His lonely, desperate and bewildered characters are a powerful metaphor for the existential wound and the internal struggle of contemporary man, reflecting the permanent state of tension between a world that is drifting and the very ephemeral nature of our being. In this aspect, the symbolic connotations of light will play a determining role in the plastic and conceptual development of his work, which, as in this case, is materialized in the fluorescent neon lights weighing more than 100 kilos that the man holds on his back. This image leads us to the classical tradition and the myth of Sisyphus, whose story is here reversed in a modern key, transforming the stones that condemned him to drag until the end of his days, into fluorescent tubes that blind and make him invisible, until he is cornered into the most absolute isolation. The blinding light will act, therefore, as a metaphor for the inability of human beings to communicate within a society that, precisely because of over-information and over-stimulation, has deprived them of the guarantees on which they had built the certainties that cemented their stability and raison d’être. “Exercises of Light” is, in turn, the symbol of an amnesiac society that, in the face of its progressive loss of historical and individual memory, will also end up lacking identity. The monochrome white reinforces this idea, giving a phantasmagoric air to his characters that, more than presence, denote a certain sensation of absence increased by the blinding light of the neon lights that blur and dilute the physical limits of the sculpture.
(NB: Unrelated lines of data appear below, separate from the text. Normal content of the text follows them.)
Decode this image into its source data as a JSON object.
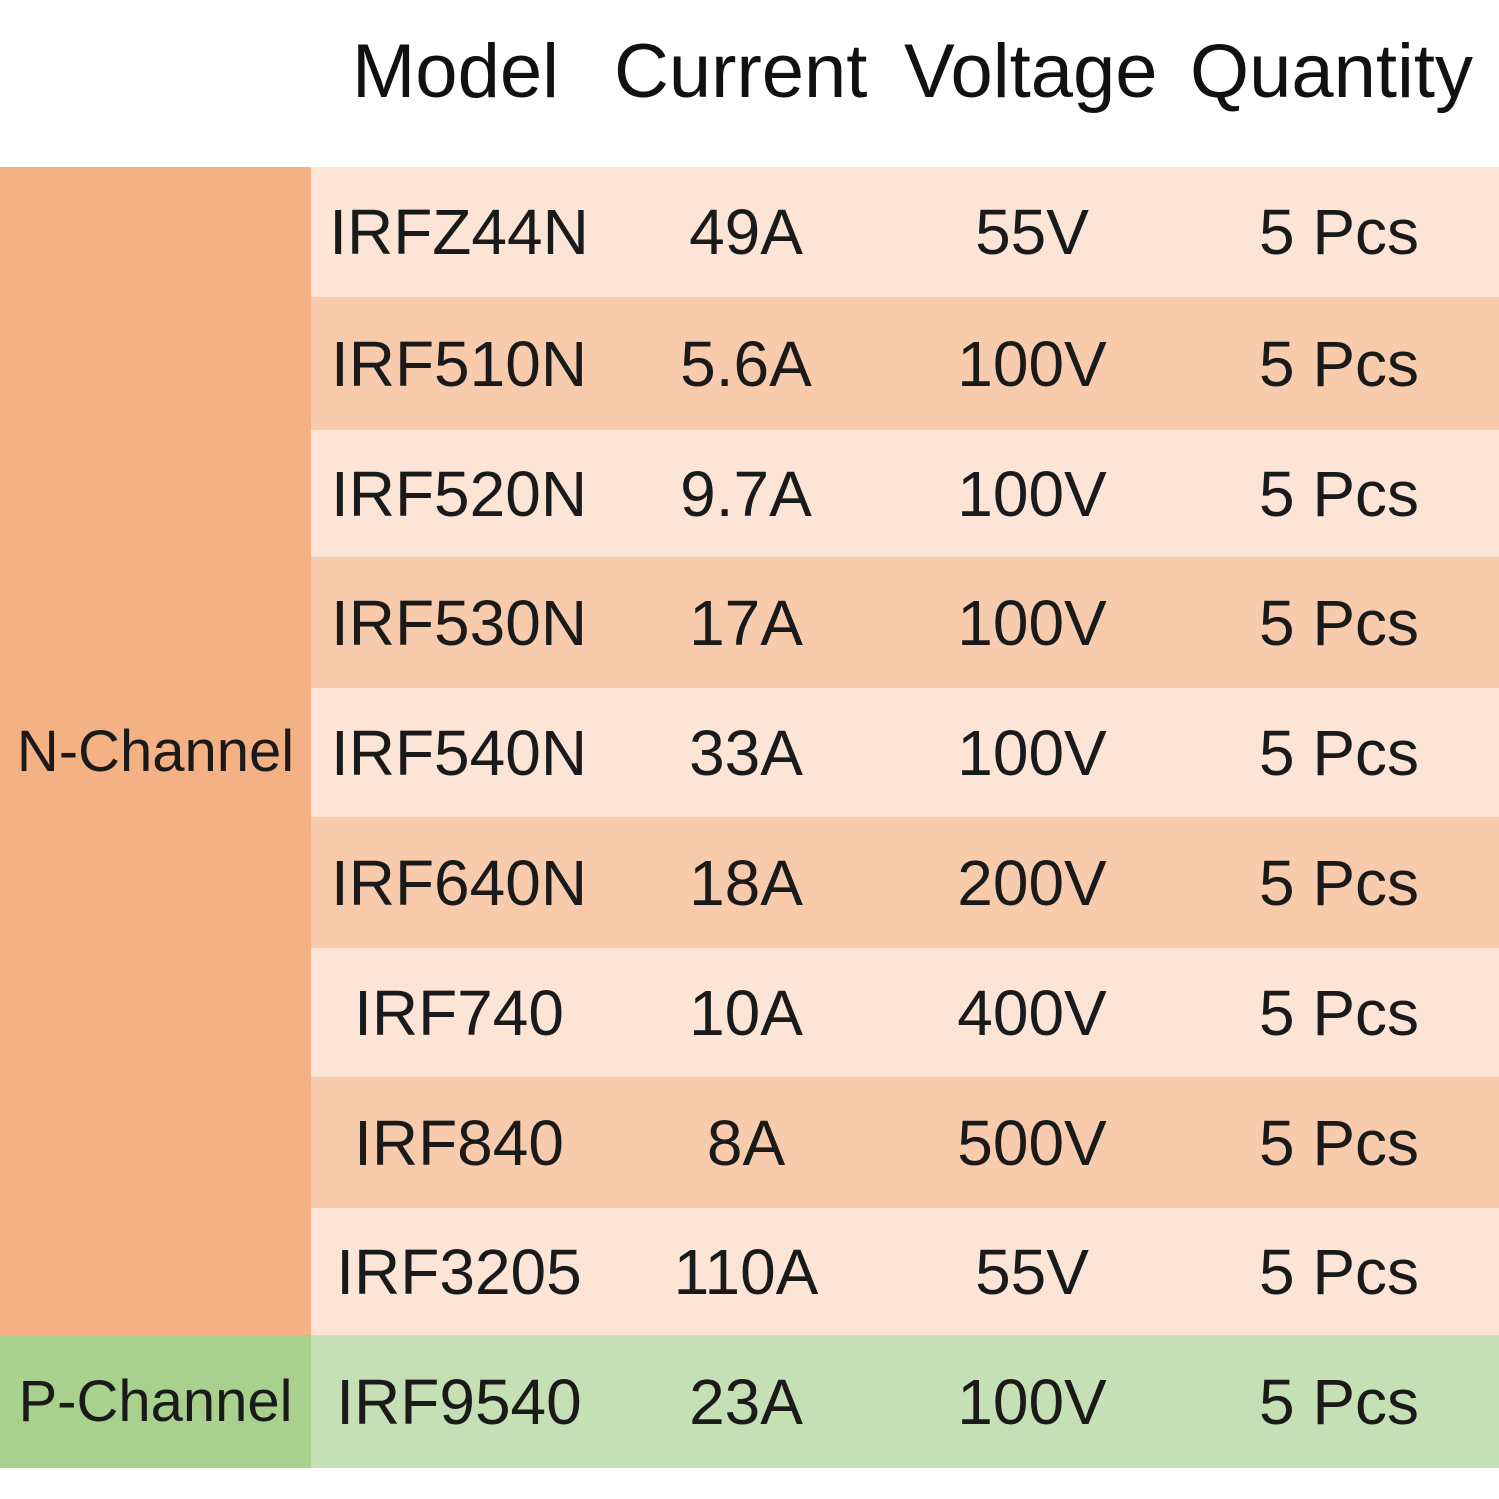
{
  "header": {
    "columns": [
      "Model",
      "Current",
      "Voltage",
      "Quantity"
    ]
  },
  "colors": {
    "n_label_bg": "#F4B183",
    "row_light": "#FCE4D6",
    "row_dark": "#F8CBAD",
    "p_label_bg": "#A9D18E",
    "p_row_bg": "#C5E0B4"
  },
  "groups": [
    {
      "label": "N-Channel",
      "rows": [
        {
          "model": "IRFZ44N",
          "current": "49A",
          "voltage": "55V",
          "quantity": "5 Pcs"
        },
        {
          "model": "IRF510N",
          "current": "5.6A",
          "voltage": "100V",
          "quantity": "5 Pcs"
        },
        {
          "model": "IRF520N",
          "current": "9.7A",
          "voltage": "100V",
          "quantity": "5 Pcs"
        },
        {
          "model": "IRF530N",
          "current": "17A",
          "voltage": "100V",
          "quantity": "5 Pcs"
        },
        {
          "model": "IRF540N",
          "current": "33A",
          "voltage": "100V",
          "quantity": "5 Pcs"
        },
        {
          "model": "IRF640N",
          "current": "18A",
          "voltage": "200V",
          "quantity": "5 Pcs"
        },
        {
          "model": "IRF740",
          "current": "10A",
          "voltage": "400V",
          "quantity": "5 Pcs"
        },
        {
          "model": "IRF840",
          "current": "8A",
          "voltage": "500V",
          "quantity": "5 Pcs"
        },
        {
          "model": "IRF3205",
          "current": "110A",
          "voltage": "55V",
          "quantity": "5 Pcs"
        }
      ]
    },
    {
      "label": "P-Channel",
      "rows": [
        {
          "model": "IRF9540",
          "current": "23A",
          "voltage": "100V",
          "quantity": "5 Pcs"
        }
      ]
    }
  ]
}
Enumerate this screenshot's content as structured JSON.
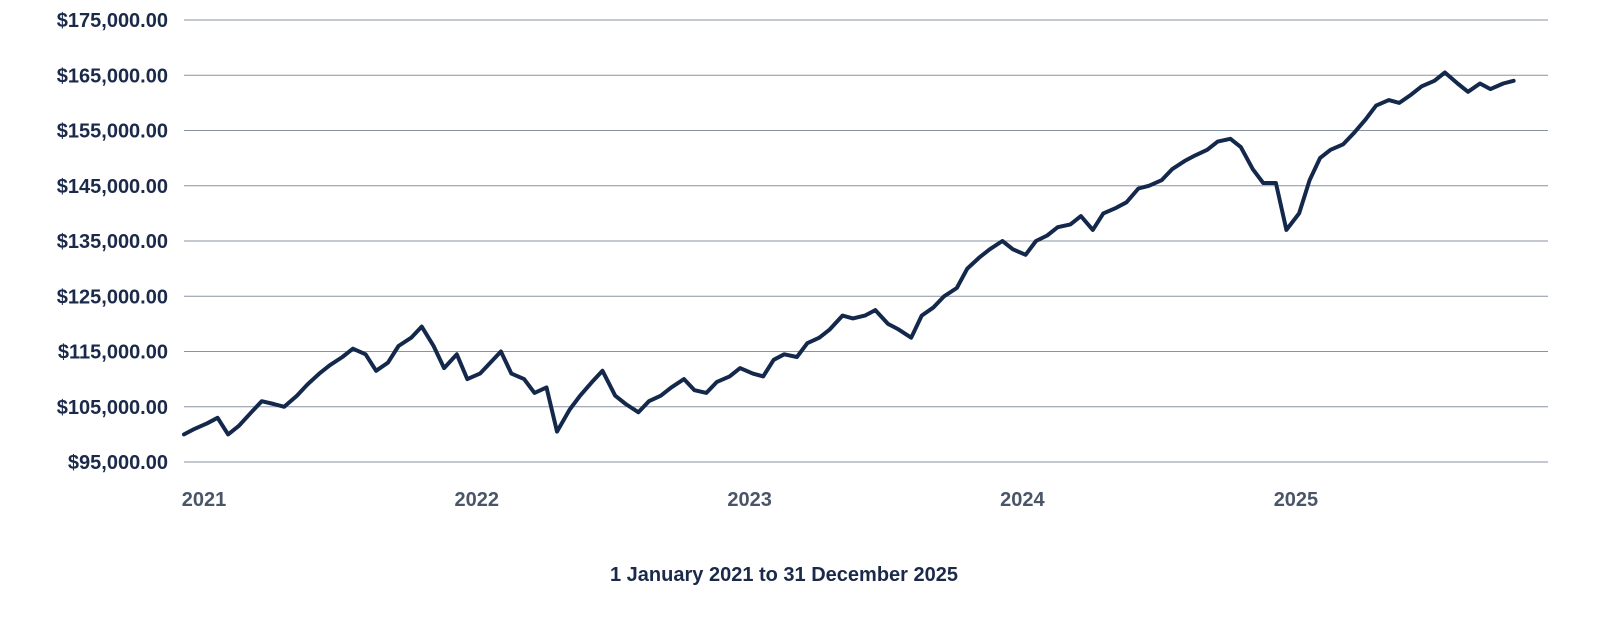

BERNARDÍ ROIG (Palma de Mallorca, 1965). “Colour light exercises”, 2003. Subastado en Setdart.com

The acute staging that Bernardí plans down to the last detail only increases exponentially the sensation of absurdity and emptiness, referring us to the baroque sense of life understood as a theater where we are all actors in the drama of our existence. His audaciously disturbing creative proposal becomes the materialization of the loneliness, lack of communication, uneasiness and uncertainty of modern man.

Theirs is an art that transcends as the sign of the burden and conditioning of everything external that, sometimes, even unconsciously we choose, as well as of that which chooses us and from which very often we cannot free ourselves. Because Bernardí, like his admired Beckett and Musil, has been able to admit and describe with extreme lucidity the fragile and volatile nature of the human spirit.